1) Child marriage is a horrific, pervasive problem in this world – and even in our own country.  25,000 girls under the age of 18 get married globally each and every day, some of them as young as 8 and 9.

In the United States, it is legal (with parental or court permission) to get married at age 12 in West Virginia and age 14 in New Hampshire.   Girls who marry at these tender ages face cascades of lifetime issues from lack of education and health to abuse and poverty.  Laws, customs and family traditions must be changed.

2) Former Secretary of State Madeleine Albright, at age 74, is an outspoken and powerful advocate for women.  Addressing the Summit, she made no bones about her opinions:  To people who say, “there are not enough qualified women (for elected office and top-level positions), that’s one of the biggest bullshit things I’ve ever heard!”

And, she will always hold a special place in my heart for her most famous quote: “I think there should be a special place in Hell for women who don’t support other women.”   You go, Madam Secretary!

3) Women are exquisitely and uniquely qualified to lead the world’s police and security forces. They bring different and needed gifts to this profession, which is increasingly more and more complex locally, nationally and globally.

Women are “lionesses” when it comes to protecting their families and communities,  innate skills and instincts for creating secure environments, U.S. Secretary of Homeland Security Janet Napolitano pointed out.

Case in point: Washington DC’s Chief of Police Cathy Lanier, a single mother who entered law enforcement to make a better life for her son, is now celebrated for significantly reducing violent crimes in that city.  It has occurred because of her commitment to communication and outreach into the community.

4) “Women are too politely angry,” warned Nobel Peace Prize recipient Leymah Gbowee, in discussing the power of women in conflict zones to replicate her success in toppling a corrupt government and violence in Liberia.  Pray The Devil Back To Hell is a stunning documentary (and one of my all-time top movies) detailing how women joined forces and conquered the violence in their country.

5) Jessica Matthews and Julia Silverman, two 20-something entrepreneurs shared their invention “SOccket Rockets.”  The device brings electricity to impoverished communities around the world and works when kids kick a soccer ball! One out of 5 people in the world don’t have power.  30 minutes of play gives 3 hours of power!

6) Former presidential daughters Chelsea Clinton and Barbara Bush, in separate forums, championed new generations of change-agents.

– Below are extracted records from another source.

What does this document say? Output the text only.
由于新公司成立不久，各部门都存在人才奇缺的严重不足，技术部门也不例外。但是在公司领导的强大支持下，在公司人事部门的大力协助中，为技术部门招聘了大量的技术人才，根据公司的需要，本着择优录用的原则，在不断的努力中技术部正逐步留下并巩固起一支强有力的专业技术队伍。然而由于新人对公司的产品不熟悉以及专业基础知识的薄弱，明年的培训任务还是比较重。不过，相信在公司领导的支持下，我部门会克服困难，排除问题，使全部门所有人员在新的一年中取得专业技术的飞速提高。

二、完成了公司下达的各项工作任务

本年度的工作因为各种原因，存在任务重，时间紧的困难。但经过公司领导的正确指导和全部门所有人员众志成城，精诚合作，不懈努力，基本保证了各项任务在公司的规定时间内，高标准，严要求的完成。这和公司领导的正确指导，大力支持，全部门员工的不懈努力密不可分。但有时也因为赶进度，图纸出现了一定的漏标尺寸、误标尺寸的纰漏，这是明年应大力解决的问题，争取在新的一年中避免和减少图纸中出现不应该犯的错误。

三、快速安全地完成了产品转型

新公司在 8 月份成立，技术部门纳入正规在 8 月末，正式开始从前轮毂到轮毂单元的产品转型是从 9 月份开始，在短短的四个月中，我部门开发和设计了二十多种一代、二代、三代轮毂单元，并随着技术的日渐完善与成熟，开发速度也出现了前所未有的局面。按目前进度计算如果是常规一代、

Barbara highlighted astounding success of her Global Health Corps.  What Teach America has done for education, Global Health Corps is doing to solve health issues and enlisting an entire generation of young people in making it happen.

Chelsea celebrated The Digital Lives of Girls and highlighted innovative young women who are harnessing technology to prevent bullying, to develop self-esteem and supportive communities for leveraging issues that are important to them.  Inspiring to see how Barbara and Chelsea contribute to the world.

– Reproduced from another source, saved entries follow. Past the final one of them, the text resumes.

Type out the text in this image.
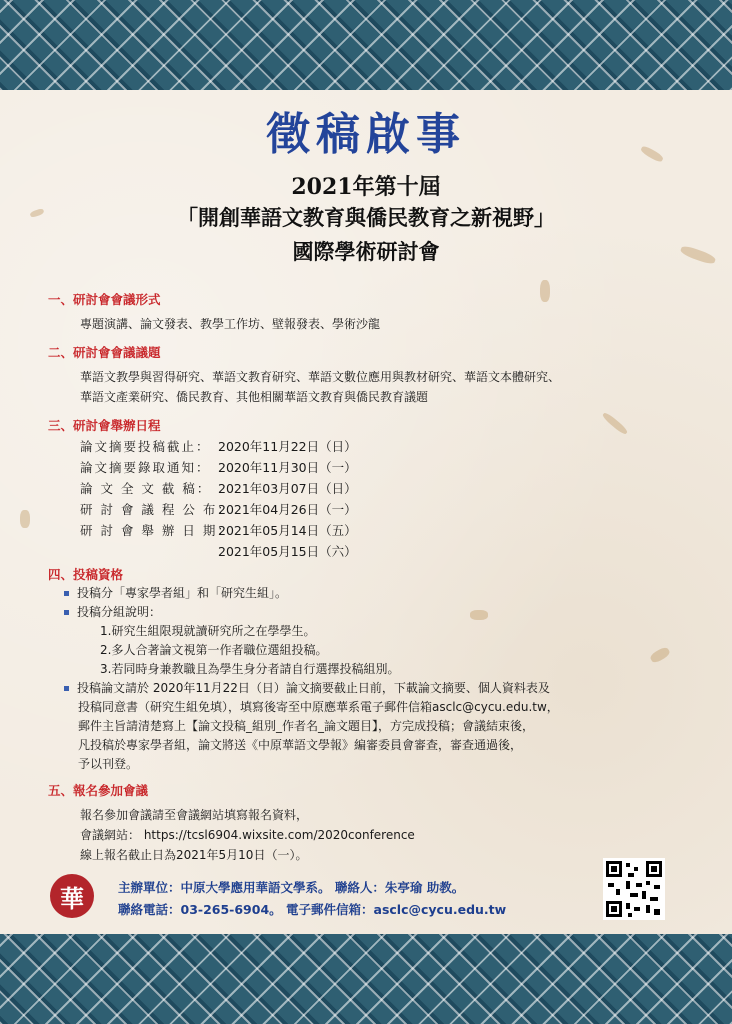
徵稿啟事
2021年第十屆
「開創華語文教育與僑民教育之新視野」
國際學術研討會
一、研討會會議形式
專題演講、論文發表、教學工作坊、壁報發表、學術沙龍
二、研討會會議議題
華語文教學與習得研究、華語文教育研究、華語文數位應用與教材研究、華語文本體研究、
華語文產業研究、僑民教育、其他相關華語文教育與僑民教育議題
三、研討會舉辦日程
論文摘要投稿截止： 2020年11月22日（日）
論文摘要錄取通知： 2020年11月30日（一）
論 文 全 文 截 稿： 2021年03月07日（日）
研 討 會 議 程 公 布：2021年04月26日（一）
研 討 會 舉 辦 日 期：2021年05月14日（五）
2021年05月15日（六）
四、投稿資格
投稿分「專家學者組」和「研究生組」。
投稿分組說明：
1.研究生組限現就讀研究所之在學學生。
2.多人合著論文視第一作者職位選組投稿。
3.若同時身兼教職且為學生身分者請自行選擇投稿組別。
投稿論文請於 2020年11月22日（日）論文摘要截止日前，下載論文摘要、個人資料表及
投稿同意書（研究生組免填），填寫後寄至中原應華系電子郵件信箱asclc@cycu.edu.tw，
郵件主旨請清楚寫上【論文投稿_組別_作者名_論文題目】，方完成投稿；會議結束後，
凡投稿於專家學者組，論文將送《中原華語文學報》編審委員會審查，審查通過後，
予以刊登。
五、報名參加會議
報名參加會議請至會議網站填寫報名資料，
會議網站： https://tcsl6904.wixsite.com/2020conference
線上報名截止日為2021年5月10日（一）。
華	主辦單位：中原大學應用華語文學系。 聯絡人：朱亭瑜 助教。
聯絡電話：03-265-6904。 電子郵件信箱：asclc@cycu.edu.tw
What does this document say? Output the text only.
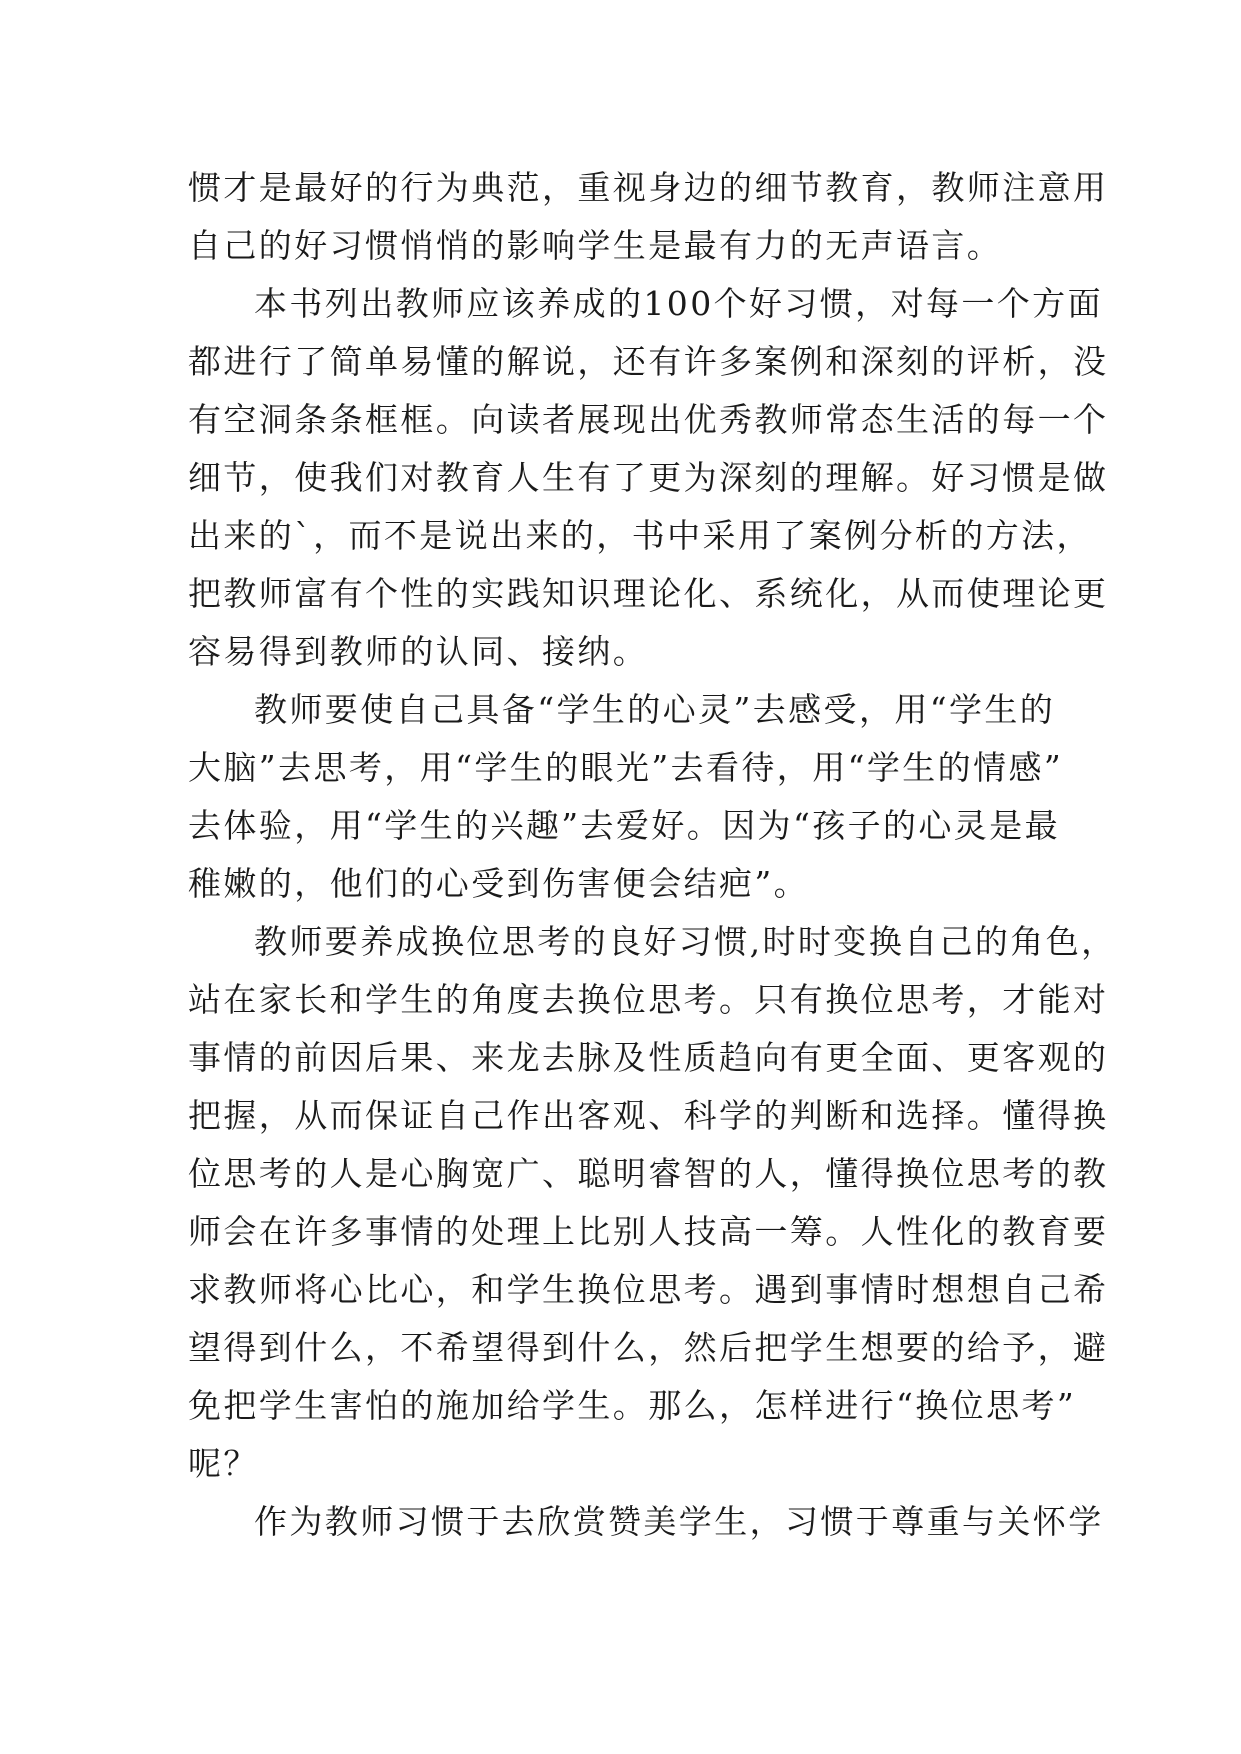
惯才是最好的行为典范，重视身边的细节教育，教师注意用
自己的好习惯悄悄的影响学生是最有力的无声语言。
本书列出教师应该养成的100个好习惯，对每一个方面
都进行了简单易懂的解说，还有许多案例和深刻的评析，没
有空洞条条框框。向读者展现出优秀教师常态生活的每一个
细节，使我们对教育人生有了更为深刻的理解。好习惯是做
出来的`，而不是说出来的，书中采用了案例分析的方法，
把教师富有个性的实践知识理论化、系统化，从而使理论更
容易得到教师的认同、接纳。
教师要使自己具备“学生的心灵”去感受，用“学生的
大脑”去思考，用“学生的眼光”去看待，用“学生的情感”
去体验，用“学生的兴趣”去爱好。因为“孩子的心灵是最
稚嫩的，他们的心受到伤害便会结疤”。
教师要养成换位思考的良好习惯,时时变换自己的角色，
站在家长和学生的角度去换位思考。只有换位思考，才能对
事情的前因后果、来龙去脉及性质趋向有更全面、更客观的
把握，从而保证自己作出客观、科学的判断和选择。懂得换
位思考的人是心胸宽广、聪明睿智的人，懂得换位思考的教
师会在许多事情的处理上比别人技高一筹。人性化的教育要
求教师将心比心，和学生换位思考。遇到事情时想想自己希
望得到什么，不希望得到什么，然后把学生想要的给予，避
免把学生害怕的施加给学生。那么，怎样进行“换位思考”
呢？
作为教师习惯于去欣赏赞美学生，习惯于尊重与关怀学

7)  Women can change the world. Not that I did not know this going into the Summit.  Walking out, I know it for sure and am ready to take more of the need “on my back,” as Hillary would ask.

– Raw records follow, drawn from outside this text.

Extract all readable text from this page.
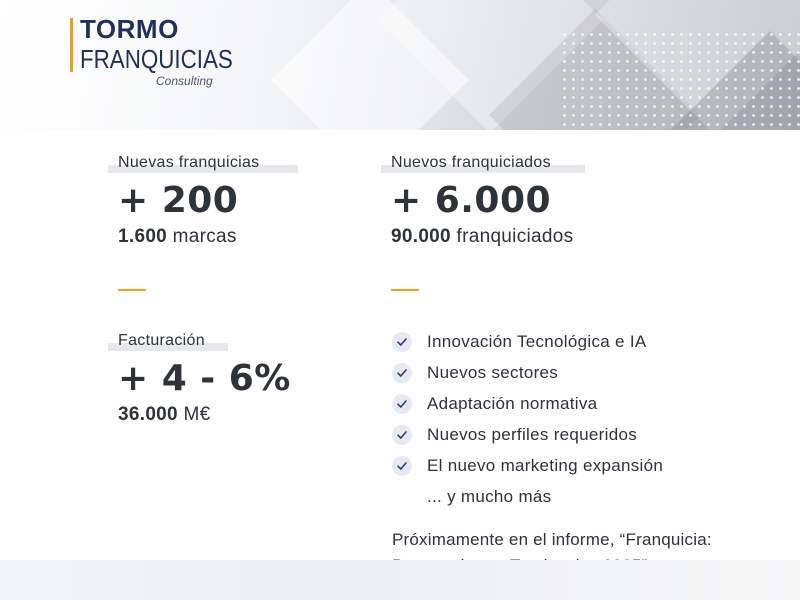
TORMO
FRANQUICIAS
Consulting
Nuevas franquicias
+ 200
1.600 marcas
Nuevos franquiciados
+ 6.000
90.000 franquiciados
Facturación
+ 4 - 6%
36.000 M€
Innovación Tecnológica e IA
Nuevos sectores
Adaptación normativa
Nuevos perfiles requeridos
El nuevo marketing expansión
... y mucho más
Próximamente en el informe, “Franquicia:
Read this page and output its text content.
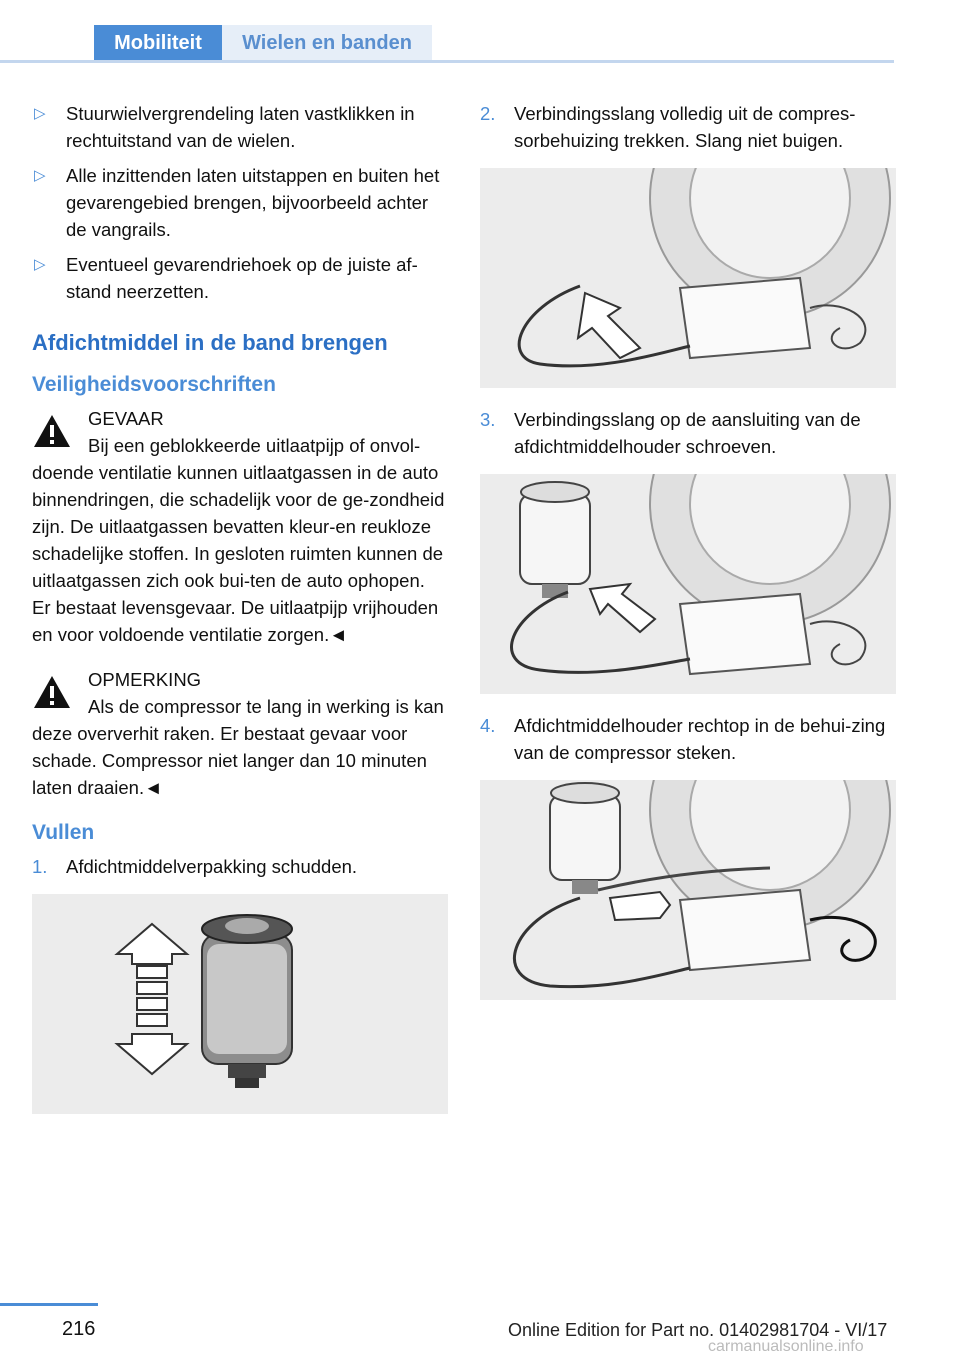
Mobiliteit	Wielen en banden
▷ Stuurwielvergrendeling laten vastklikken in rechtuitstand van de wielen.
▷ Alle inzittenden laten uitstappen en buiten het gevarengebied brengen, bijvoorbeeld achter de vangrails.
▷ Eventueel gevarendriehoek op de juiste af-stand neerzetten.
Afdichtmiddel in de band brengen
Veiligheidsvoorschriften
GEVAAR
Bij een geblokkeerde uitlaatpijp of onvol-doende ventilatie kunnen uitlaatgassen in de auto binnendringen, die schadelijk voor de ge-zondheid zijn. De uitlaatgassen bevatten kleur-en reukloze schadelijke stoffen. In gesloten ruimten kunnen de uitlaatgassen zich ook bui-ten de auto ophopen. Er bestaat levensgevaar. De uitlaatpijp vrijhouden en voor voldoende ventilatie zorgen.◄
OPMERKING
Als de compressor te lang in werking is kan deze oververhit raken. Er bestaat gevaar voor schade. Compressor niet langer dan 10 minuten laten draaien.◄
Vullen
1. Afdichtmiddelverpakking schudden.
2. Verbindingsslang volledig uit de compres-sorbehuizing trekken. Slang niet buigen.
3. Verbindingsslang op de aansluiting van de afdichtmiddelhouder schroeven.
4. Afdichtmiddelhouder rechtop in de behui-zing van de compressor steken.
216	Online Edition for Part no. 01402981704 - VI/17
carmanualsonline.info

And, as she put it so beautifully, ““Women with help from their friends can make a difference.” She urged us to be  “fearless, committed and audacious.”  And, then she sent all 2,600 of us out into the world to make that difference:

“So let’s go for it, and make it happen!”

As we move forward into the next months, I will be asking your opinion for ways that Women on Fire join forces with other women in the world to bring about change, healing and peace to all.

Until then, is there a situation that you want to correct in your life, in your community, in this country or in the world?

You are only one step away from making a difference.

Have an absolutely wonderful week and keep me posted on how you want to make a difference in any aspect of your — and our world.